Nationwide interest in its units has led to a factory now under development in Christchurch, and sales offices in other parts of the country. An Auckland factory is another long-term aim.
“We’ve delivered units south to the likes of Canterbury, Nelson, Queenstown, so we believe having a factory down there will receive similar interest,” said Jamie.
MORE ‘HOME’ THAN ‘VEHICLE’
The company is also seeing an increase in their builds having piles installed to become permanent dwellings.

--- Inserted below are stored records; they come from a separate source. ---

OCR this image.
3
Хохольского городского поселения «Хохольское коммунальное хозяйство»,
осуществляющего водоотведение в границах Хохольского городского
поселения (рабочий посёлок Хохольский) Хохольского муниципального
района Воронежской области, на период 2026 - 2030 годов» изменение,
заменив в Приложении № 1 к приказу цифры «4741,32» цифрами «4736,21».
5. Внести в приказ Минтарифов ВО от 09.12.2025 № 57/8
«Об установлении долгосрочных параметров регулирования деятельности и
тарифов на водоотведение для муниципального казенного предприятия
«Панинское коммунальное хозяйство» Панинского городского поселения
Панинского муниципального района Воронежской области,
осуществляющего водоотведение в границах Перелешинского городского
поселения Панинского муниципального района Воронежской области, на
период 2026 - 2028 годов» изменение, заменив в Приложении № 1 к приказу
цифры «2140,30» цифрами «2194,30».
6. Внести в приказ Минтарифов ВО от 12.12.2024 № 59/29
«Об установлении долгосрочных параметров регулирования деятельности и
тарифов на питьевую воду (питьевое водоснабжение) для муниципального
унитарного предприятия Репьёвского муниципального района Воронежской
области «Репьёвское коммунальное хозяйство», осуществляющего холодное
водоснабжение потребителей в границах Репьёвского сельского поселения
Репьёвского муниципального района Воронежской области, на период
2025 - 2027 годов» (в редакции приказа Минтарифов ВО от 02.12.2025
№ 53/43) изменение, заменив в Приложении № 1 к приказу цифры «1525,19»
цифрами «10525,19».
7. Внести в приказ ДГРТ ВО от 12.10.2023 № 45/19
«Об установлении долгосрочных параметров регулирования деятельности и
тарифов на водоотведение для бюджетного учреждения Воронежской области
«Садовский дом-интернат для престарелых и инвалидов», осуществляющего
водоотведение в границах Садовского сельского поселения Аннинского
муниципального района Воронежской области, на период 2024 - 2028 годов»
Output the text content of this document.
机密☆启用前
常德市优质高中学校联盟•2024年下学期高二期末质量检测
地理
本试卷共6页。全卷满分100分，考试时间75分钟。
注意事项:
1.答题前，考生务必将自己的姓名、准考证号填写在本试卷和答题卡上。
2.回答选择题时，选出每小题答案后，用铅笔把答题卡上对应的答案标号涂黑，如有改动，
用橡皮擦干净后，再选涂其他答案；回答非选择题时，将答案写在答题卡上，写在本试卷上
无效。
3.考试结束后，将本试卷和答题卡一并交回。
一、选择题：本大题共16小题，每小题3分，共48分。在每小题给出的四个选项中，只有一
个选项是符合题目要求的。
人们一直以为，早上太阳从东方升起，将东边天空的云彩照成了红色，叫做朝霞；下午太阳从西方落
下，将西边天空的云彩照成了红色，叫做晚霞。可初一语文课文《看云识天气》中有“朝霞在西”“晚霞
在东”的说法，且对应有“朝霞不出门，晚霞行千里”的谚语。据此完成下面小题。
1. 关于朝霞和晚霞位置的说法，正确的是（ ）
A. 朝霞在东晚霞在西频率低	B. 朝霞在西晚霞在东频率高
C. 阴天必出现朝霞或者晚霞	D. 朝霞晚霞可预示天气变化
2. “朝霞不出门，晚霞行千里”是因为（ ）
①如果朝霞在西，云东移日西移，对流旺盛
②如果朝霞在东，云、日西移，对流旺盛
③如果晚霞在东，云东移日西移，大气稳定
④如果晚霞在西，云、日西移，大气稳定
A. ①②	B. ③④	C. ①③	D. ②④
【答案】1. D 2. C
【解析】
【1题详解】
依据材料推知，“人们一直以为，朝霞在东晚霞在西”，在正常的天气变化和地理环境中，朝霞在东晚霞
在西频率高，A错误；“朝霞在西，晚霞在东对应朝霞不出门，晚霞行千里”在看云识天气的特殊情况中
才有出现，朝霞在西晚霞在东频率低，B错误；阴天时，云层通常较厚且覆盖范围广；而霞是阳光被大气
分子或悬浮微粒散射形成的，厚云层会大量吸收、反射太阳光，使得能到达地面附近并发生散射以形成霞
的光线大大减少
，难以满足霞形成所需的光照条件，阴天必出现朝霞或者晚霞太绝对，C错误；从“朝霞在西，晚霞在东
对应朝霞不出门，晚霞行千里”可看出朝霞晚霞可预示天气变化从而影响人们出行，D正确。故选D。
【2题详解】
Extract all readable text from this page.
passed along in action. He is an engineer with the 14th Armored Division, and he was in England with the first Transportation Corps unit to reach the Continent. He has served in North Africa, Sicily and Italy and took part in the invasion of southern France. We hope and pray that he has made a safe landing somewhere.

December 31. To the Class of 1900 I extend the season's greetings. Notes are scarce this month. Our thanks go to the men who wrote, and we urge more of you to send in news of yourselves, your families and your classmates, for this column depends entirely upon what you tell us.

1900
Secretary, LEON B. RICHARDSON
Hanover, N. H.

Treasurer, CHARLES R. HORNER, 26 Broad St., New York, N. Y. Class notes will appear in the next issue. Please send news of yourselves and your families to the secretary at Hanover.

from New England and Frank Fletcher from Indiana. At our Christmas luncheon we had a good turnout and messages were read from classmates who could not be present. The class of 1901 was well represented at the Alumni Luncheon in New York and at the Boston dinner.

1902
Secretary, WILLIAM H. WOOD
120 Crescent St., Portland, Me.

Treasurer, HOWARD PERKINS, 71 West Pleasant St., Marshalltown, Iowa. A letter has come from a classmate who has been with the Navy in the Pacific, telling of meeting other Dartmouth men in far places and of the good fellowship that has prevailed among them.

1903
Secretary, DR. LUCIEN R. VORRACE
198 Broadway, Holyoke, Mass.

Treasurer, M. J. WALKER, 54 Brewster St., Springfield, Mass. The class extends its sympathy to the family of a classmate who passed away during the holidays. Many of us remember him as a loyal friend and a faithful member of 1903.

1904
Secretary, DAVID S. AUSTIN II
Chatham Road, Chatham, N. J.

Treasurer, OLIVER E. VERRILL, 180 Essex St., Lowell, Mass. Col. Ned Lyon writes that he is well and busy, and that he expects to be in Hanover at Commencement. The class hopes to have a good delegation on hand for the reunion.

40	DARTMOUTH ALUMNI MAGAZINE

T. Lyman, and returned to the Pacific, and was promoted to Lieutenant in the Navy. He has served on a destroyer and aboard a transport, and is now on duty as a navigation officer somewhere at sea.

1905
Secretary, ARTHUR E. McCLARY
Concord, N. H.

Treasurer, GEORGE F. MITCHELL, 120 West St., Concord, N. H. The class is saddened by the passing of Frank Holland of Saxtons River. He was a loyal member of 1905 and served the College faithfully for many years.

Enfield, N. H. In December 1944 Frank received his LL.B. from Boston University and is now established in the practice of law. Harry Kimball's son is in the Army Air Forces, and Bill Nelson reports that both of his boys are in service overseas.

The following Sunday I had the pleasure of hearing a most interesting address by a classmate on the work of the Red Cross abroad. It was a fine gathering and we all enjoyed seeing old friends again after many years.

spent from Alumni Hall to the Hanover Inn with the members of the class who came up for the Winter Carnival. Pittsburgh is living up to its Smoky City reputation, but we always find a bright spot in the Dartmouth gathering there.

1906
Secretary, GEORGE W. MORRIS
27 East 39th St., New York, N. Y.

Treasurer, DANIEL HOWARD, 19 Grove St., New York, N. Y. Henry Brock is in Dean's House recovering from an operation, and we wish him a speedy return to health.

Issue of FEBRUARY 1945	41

For NZ Tiny Homes, which set out to build transportable dwellings and not vehicles, it’s encouraging to see more people deciding to permanently settle down on land.
In contrast, for tiny home builders and occupants whose dwelling is allowed under a vehicle classification, putting down piles to settle down would be a death sentence.
“The Waikato District Council was pretty straight forward in its definition of a building, saying that ‘if you sleep in it for more than 15 days, it’s a building’”, said Jamie.
“I understand people want to cut costs, but a building is a building, and for us it doesn’t make sense to classify our units as vehicles; if you were to travel at high speeds with our homes, the effects would be that of a magnitude 8 earthquake.”
As Under Construction has previously reported, councils and courts have approached the matter differently across the regions, and a lack of universal definition and guidance continues to muddy the waters for aspiring tiny home builders and owners.
However, for NZ Tiny Homes and its customers, the CCC provides assurance for the building part of the equation.
COVID-19 CONCERNS STIMULATE DEMAND
In the face of challenging times and an unpredictable future, customer interest in NZ Tiny Homes has increased, as the company is currently fielding requests for builds from all over the country.
“Our national sales manager has been flat out with enquiries and serious interest in our units,” said Jamie. “Covid-19 has changed the landscape for many people, who are now considering other options given the economic uncertainty. On top of that, being near family is more important than ever, and tiny homes are able to be transported to existing family land.
“In the face of possible job losses, people are also reassessing their need to buy expensive homes, while others are looking more at tiny homes as an investment option or as a foot-in-the door of the housing market.
UPCOMING BUILDING ACT CHANGES
A manufacturer certification scheme, which will provide a new streamlined consenting pathway for quality manufacturers using modern methods of construction, such as off-site manufacturing, introduced in the proposed 2019 building reforms, has now been agreed to in principle by Government.
Certified and registered manufacturers will be able to produce modular building components. These components will be ‘deemed to comply’ with the Building Code.
This is intended to reduce the duplication of effort for both BCAs and for manufacturers while also recognising the robust quality assurance processes many manufacturers already have in place.
MULTIPLE CONSENTS AT PLAY
The building process requires compliance with two Acts, The Resource Management Act (RMA) and the Building Act.
A resource consent is special permission from the local council if one wishes to carry out any activity which is inconsistent with the RMA and your local district or regional plan. Whether or not a resource consent is required will depend on the zoning of the property and the size and location of what one wants to do. Most district plans place restrictions on how high one can build, how close to the boundary and the percentage of land covered by buildings.
A building consent considers whether the proposed building work will comply with the Building Act and the Building Code, and requires the names of LBPs who will carry out restricted building work prior to the work being done. If the Council believes the work has not been done according to the building consent or the building code has been compromised, they will issue a ‘notice to fix’ requiring the builder to make changes.